A Ga chant from Ghana. On the eighth day after a child is born, the relatives and friends gather for the ‘out-dooring’ ceremony. Very early in the morning, the baby is brought outside for the first time. An old person takes the baby in his or her arms and raises it to the dew three times. He then chants this prayer, to which everyone present responds Yao, meaning ‘Amen’.

Hail, hail, hail, let happiness come: Yao.
Are our voices one?

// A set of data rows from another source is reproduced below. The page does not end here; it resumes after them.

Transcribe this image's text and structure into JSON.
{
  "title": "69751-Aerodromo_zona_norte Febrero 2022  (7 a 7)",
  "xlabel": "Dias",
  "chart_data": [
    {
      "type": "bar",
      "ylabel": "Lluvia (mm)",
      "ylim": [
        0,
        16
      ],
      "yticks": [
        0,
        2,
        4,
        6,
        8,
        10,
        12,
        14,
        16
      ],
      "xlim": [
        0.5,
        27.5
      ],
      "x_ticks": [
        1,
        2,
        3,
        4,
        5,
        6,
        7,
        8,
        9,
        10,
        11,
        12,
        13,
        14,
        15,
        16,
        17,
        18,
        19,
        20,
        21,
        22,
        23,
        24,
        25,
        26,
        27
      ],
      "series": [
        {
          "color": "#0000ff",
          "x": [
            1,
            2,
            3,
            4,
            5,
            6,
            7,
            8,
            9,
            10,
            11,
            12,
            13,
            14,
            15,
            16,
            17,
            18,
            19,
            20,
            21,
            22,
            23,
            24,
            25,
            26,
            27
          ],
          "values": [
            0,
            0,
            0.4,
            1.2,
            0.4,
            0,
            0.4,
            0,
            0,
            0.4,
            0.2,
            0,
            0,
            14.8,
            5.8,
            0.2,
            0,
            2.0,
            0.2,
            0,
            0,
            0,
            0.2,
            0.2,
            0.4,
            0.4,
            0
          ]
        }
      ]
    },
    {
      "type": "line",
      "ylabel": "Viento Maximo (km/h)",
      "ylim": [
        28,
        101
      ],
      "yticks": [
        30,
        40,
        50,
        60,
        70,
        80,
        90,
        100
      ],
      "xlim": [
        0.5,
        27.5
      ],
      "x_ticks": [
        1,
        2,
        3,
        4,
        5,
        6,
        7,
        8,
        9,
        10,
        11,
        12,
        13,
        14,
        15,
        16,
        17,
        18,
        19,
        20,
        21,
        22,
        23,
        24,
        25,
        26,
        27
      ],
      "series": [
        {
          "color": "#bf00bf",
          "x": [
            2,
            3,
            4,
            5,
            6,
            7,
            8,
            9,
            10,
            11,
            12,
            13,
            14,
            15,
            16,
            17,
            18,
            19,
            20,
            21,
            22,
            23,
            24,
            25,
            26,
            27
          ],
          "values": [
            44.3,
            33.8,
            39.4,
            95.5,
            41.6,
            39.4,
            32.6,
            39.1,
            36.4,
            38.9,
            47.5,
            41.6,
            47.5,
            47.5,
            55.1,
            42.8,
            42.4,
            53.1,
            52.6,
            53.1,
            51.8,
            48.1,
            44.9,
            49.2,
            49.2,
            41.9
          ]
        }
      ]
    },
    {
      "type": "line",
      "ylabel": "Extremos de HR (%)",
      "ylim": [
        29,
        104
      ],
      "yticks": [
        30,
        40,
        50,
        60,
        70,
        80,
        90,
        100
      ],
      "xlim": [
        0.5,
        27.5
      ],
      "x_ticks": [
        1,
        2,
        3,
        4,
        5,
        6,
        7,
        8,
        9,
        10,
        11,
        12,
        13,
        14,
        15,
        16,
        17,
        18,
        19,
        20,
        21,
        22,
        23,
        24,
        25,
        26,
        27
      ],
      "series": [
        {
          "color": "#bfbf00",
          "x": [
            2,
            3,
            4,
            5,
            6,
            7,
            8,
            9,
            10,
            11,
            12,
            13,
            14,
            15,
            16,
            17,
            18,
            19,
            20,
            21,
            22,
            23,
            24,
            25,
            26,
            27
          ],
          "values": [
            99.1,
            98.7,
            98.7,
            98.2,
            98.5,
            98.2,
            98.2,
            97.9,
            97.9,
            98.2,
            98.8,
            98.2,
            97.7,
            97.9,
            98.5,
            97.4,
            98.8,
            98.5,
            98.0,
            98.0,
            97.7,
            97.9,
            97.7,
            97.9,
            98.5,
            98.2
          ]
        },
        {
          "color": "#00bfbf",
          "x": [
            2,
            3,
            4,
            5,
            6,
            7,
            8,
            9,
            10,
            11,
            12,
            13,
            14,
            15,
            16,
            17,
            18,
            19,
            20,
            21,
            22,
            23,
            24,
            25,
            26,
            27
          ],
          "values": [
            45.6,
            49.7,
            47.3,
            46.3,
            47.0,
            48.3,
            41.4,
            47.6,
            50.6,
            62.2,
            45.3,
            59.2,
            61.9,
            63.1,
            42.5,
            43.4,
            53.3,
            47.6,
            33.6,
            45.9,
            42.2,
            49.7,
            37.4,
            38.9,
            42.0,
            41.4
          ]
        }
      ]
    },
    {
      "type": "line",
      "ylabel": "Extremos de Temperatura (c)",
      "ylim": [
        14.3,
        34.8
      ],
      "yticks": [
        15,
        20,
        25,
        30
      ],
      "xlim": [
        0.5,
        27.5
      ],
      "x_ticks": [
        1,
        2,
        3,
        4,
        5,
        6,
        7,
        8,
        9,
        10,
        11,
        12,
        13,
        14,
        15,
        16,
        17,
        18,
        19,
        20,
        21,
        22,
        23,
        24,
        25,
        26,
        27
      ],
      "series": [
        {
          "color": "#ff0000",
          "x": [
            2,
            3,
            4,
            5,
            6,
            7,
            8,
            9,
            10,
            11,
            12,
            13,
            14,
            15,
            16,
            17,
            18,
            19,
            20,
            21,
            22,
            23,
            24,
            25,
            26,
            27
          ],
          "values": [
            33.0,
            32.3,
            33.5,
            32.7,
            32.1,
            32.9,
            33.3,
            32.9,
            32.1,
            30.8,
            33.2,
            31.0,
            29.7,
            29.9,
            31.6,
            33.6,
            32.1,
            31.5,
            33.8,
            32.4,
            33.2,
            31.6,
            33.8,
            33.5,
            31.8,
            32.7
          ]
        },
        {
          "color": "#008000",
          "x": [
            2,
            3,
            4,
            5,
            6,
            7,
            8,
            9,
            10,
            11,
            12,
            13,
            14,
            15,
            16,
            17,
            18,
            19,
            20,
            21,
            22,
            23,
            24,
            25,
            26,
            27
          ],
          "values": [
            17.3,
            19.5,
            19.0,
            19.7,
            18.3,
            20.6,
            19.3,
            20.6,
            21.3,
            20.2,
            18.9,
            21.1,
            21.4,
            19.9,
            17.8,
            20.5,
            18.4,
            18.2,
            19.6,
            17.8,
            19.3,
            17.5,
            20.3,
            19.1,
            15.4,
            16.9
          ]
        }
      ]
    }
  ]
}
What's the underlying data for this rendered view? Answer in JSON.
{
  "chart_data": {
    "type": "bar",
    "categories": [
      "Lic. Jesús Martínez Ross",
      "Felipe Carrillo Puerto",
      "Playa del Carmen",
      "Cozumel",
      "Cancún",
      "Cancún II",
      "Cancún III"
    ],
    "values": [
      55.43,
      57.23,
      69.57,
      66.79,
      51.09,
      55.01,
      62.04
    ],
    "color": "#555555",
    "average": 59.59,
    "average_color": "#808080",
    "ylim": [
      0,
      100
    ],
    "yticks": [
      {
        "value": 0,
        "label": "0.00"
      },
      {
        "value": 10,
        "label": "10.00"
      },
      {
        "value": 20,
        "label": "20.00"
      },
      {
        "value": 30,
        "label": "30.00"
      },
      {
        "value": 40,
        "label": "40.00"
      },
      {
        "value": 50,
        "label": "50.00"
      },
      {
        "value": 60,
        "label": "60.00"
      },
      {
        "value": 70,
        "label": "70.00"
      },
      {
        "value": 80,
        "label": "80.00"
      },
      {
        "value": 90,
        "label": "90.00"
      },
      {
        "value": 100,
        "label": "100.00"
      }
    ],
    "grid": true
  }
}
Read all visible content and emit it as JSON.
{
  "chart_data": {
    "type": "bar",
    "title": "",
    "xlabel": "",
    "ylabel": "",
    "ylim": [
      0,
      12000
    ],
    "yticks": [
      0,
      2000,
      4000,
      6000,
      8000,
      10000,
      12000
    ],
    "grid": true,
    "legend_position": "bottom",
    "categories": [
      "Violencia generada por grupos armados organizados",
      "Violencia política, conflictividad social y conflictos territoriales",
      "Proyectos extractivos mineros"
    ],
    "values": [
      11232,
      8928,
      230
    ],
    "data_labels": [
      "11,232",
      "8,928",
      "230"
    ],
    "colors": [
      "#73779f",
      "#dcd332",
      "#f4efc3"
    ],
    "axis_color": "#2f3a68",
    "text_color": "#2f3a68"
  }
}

Yao.
Hail, let happiness come: Yao.
The stranger who has come, his back is towards the darkness: Yao.
His face is towards the light: Yao.
May he work for his father: Yao.
May he work for his mother: Yao:
May he not steal: Yao.
May he not be wicked: Yao.
The children of this family forgive everything that can be forgiven: Yao.
May he eat by the work of his five fingers: Yao.
May he come to respect the world: Yao.
Upon his mother’s head, Life: Yao.
Upon his father’s head, Life: Yao.
If we should join to make up a circle, may our chain be complete: Yao.
If we dig a well may we come upon water: Yao.
If we draw water to bathe our limbs may they be refreshed: Yao.
If we see white may it be white clay: Yao. (1)
If we see black may it be our servant: Yao.
Circumspect Gã, like the blowing wind, be better than your word: Yao.
You see, but you have not seen: Yao. (2)
You hear, but you have not heard: Yao.
A circumspect Gã does not lie: Yao.
If you rest, think about your work: Yao.
Today if any witch or sorcerer is passing
and asks what we are doing and they tell him,
and he says any evil word or wishes that the child lying here shall die,
shall this blessing be to bless him? Oho!
May Wednesday and Sunday kill him: Let him die!
Let us hoot upon his head: Ho-o-o!.
Hail, let happiness come: Yao.
Are our voices one? Yao.
Hail, let happiness come: Yao.

from Religion & Medicine of the Ga People (1937),
by M.J. Field


Footnotes

  1. White clay: Clay of this colour is smeared on the victor of any dispute in the courts as a symbol of innocence and congratulation.
  2. This and the next two lines express the wish that the child may learn to be discreet and not overly-talkative.